Indeed, we will see that $(X_{a,b}, \odot, \oplus)$ is a lattice, where, for $u,v \in X_{a,b}$, $$u \odot v = ((u \wedge v) \vee b) \wedge a$$ and $$u \oplus v = ((u \vee v) \vee b) \wedge a.$$ Clearly, $$u \odot v = ((u \wedge v) \vee b) \wedge a \leq (u \vee b) \wedge a = u,$$ and similarly, $u \odot v \leq v$. Now suppose that $w \in X_{a,b}$ (so that $w = (w \vee b) \wedge a$) is such that $w \leq u, v$. If we prove that $w \leq u \odot v$ we can conclude that $u \odot v$ is the meet of $u$ and $v$ in $X_{a,b}$.

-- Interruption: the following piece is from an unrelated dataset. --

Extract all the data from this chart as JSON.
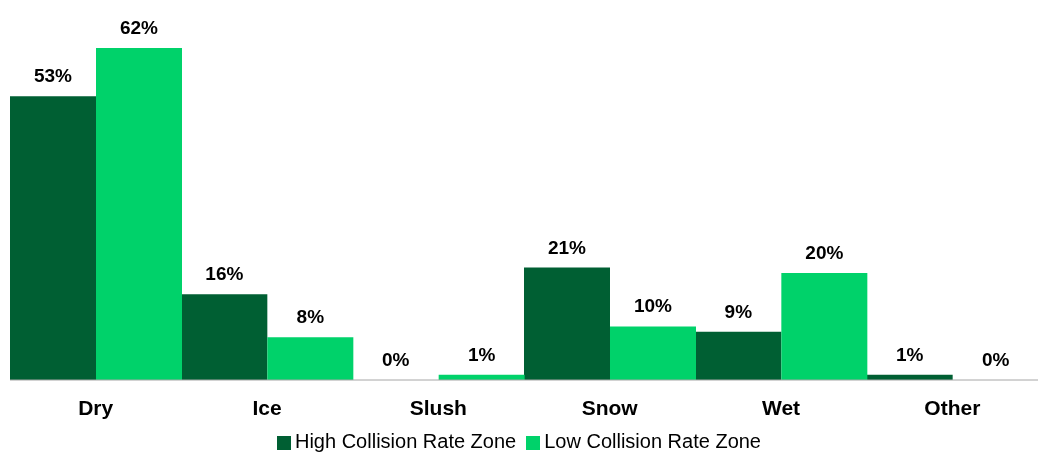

Now, $w \leq u \wedge v$ and thus $w \leq (u \wedge v) \vee b$; since $w \leq a$ (because $w \in X_{a,b}$), $$w \leq ((u \wedge v) \vee b) \wedge a = u \odot v.$$ The proof that $u \oplus v$ is the join, in $X_{a,b}$, of $u$ and $v$ is analogous. Hence, $(X_{a,b},\odot,\oplus)$ is a lattice.
Let us now define $\varphi:X_{a,b} \to Y_{a,b}$ and $\psi:Y_{a,b} \to X_{a,b}$ by $$ \varphi:x \mapsto x \vee b \quad\text{and}\quad \psi:y \mapsto y \wedge a. $$ The maps $\varphi, \psi$ are clearly order-preserving, since they are made from lattice operations which are order-preserving.
If $\varphi(x_1) = \varphi(x_2)$, then $x_1 \vee b = x_2 \vee b$, whence $(x_1 \vee b) \wedge a = (x_2 \vee b) \wedge a$, i.e., $x_1=x_2$.
So $\varphi$ is one-to-one, and analogously $\psi$ is one-to-one.
Moreover, $$\varphi(\psi(y)) = \varphi(y \wedge a) = (y \wedge a) \vee b = y,$$ and analogously, $\psi(\varphi(x))=x$, for $x \in X_{a,b}$.
So $\varphi$ and $\psi$ are order-preserving and inverse of each other (thus, bijective) and so they are order-isomorphisms.
But we saw that $X_{a,b}$ is a lattice. So, if $Y_{a,b}$ is order-isomorphic to $X_{a,b}$, then $Y_{a,b}$ is a lattice too, and $\varphi$ and $\psi$ are lattice isomorphisms.